Sunday, July 12, 2009

Supreme Court of Canada: Buses Cannot Refuse Political Ads

OTTAWA, July 10, 2009 ( - In an important defense of freedom of expression, the Supreme Court of Canada ruled today that busses cannot refuse ads of a political nature, rejecting the appeal of the Greater Vancouver Transportation Authority (Translink) and B.C. Transit in a case brought against them by the Canadian Federation of Students (CFS) and the B.C. Teachers' Federation (BCTF).

Legal experts have suggested that this decision will be important in the pro-life cause, as the principles of the case will be transferable for advertising of pro-life and other related issues on busses, bus stops, and other areas.

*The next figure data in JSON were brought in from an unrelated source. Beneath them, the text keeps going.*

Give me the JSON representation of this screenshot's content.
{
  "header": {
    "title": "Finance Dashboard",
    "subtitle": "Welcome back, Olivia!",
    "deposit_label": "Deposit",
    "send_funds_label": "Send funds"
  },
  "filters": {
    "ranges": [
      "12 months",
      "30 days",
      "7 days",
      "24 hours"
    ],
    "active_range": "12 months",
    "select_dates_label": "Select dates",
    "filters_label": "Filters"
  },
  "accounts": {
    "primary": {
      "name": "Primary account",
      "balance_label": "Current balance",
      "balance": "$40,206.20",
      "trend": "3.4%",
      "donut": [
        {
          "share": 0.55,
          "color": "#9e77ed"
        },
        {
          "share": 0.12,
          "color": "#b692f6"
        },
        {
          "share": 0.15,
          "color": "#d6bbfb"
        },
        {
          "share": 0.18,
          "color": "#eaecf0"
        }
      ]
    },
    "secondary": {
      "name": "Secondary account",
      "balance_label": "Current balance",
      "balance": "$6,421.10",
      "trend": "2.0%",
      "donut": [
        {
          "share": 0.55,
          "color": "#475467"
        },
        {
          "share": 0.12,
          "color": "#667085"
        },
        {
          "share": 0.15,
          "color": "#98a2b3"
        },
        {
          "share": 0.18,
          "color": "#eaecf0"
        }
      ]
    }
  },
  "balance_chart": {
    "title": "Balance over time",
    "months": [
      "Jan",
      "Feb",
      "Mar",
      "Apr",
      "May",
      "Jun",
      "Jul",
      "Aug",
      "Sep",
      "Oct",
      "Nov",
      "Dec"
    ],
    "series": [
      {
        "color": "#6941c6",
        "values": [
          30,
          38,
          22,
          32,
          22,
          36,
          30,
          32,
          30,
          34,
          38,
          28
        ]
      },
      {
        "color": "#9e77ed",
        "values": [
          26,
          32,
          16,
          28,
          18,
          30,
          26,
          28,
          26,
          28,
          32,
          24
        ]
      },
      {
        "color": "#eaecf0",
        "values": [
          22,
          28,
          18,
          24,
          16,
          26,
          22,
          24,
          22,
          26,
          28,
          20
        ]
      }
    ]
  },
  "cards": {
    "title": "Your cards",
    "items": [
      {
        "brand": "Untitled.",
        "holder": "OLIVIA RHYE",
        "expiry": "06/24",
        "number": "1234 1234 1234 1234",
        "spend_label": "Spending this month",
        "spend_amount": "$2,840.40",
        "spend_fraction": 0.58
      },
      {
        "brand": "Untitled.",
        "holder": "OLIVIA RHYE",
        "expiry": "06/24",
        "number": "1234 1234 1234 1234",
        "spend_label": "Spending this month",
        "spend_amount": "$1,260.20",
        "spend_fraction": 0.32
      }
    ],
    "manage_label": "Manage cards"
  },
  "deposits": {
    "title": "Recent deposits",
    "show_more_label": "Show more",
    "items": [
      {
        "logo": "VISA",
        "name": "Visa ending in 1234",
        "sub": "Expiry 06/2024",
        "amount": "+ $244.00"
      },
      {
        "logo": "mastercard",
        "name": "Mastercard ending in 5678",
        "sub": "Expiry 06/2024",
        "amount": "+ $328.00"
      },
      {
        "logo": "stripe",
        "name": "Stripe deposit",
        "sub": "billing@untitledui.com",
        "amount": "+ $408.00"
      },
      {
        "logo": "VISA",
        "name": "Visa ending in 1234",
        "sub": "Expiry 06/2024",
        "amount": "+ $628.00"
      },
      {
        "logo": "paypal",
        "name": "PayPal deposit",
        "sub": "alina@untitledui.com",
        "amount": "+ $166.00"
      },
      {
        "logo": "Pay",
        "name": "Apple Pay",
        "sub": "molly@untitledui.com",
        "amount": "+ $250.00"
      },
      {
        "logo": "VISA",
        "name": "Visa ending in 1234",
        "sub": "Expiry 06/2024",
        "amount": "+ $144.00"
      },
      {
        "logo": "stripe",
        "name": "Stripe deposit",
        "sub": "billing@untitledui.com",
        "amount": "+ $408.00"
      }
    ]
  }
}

There has been controversy over pro-life advertising in Canada during the past year after LifeCanada launched a national education campaign in over 50 communities using a pro-life ad on busses. The ad featured a pregnant woman with the line: "Nine months. The length of time abortion is allowed in Canada. Abortion: Have we gone too far?" reported in January 2008 that the ad had been pulled by city officials in Hamilton, Fredericton, and St. John's, claiming inaccuracies in the ad, and "controversy."
Logically speaking - if those political ads comply with all the applicable laws (be that the laws that restrict campaign spending by political parties and lobby groups or the laws and by-laws that prohibit obscenity, hate mongering, libel, copyright violations etc) - what reason could there be for an advertising agency to refuse them?

And, if it's ok for the unions and student groups to use bus advertising in their campaign - why should the same service be denied to pro-lifers? After all - if, according to the OHRC decision, a Christian printer does not have the right to refuse a printing job that violates his conscience - shouldn't the same rule apply to other businesses as well?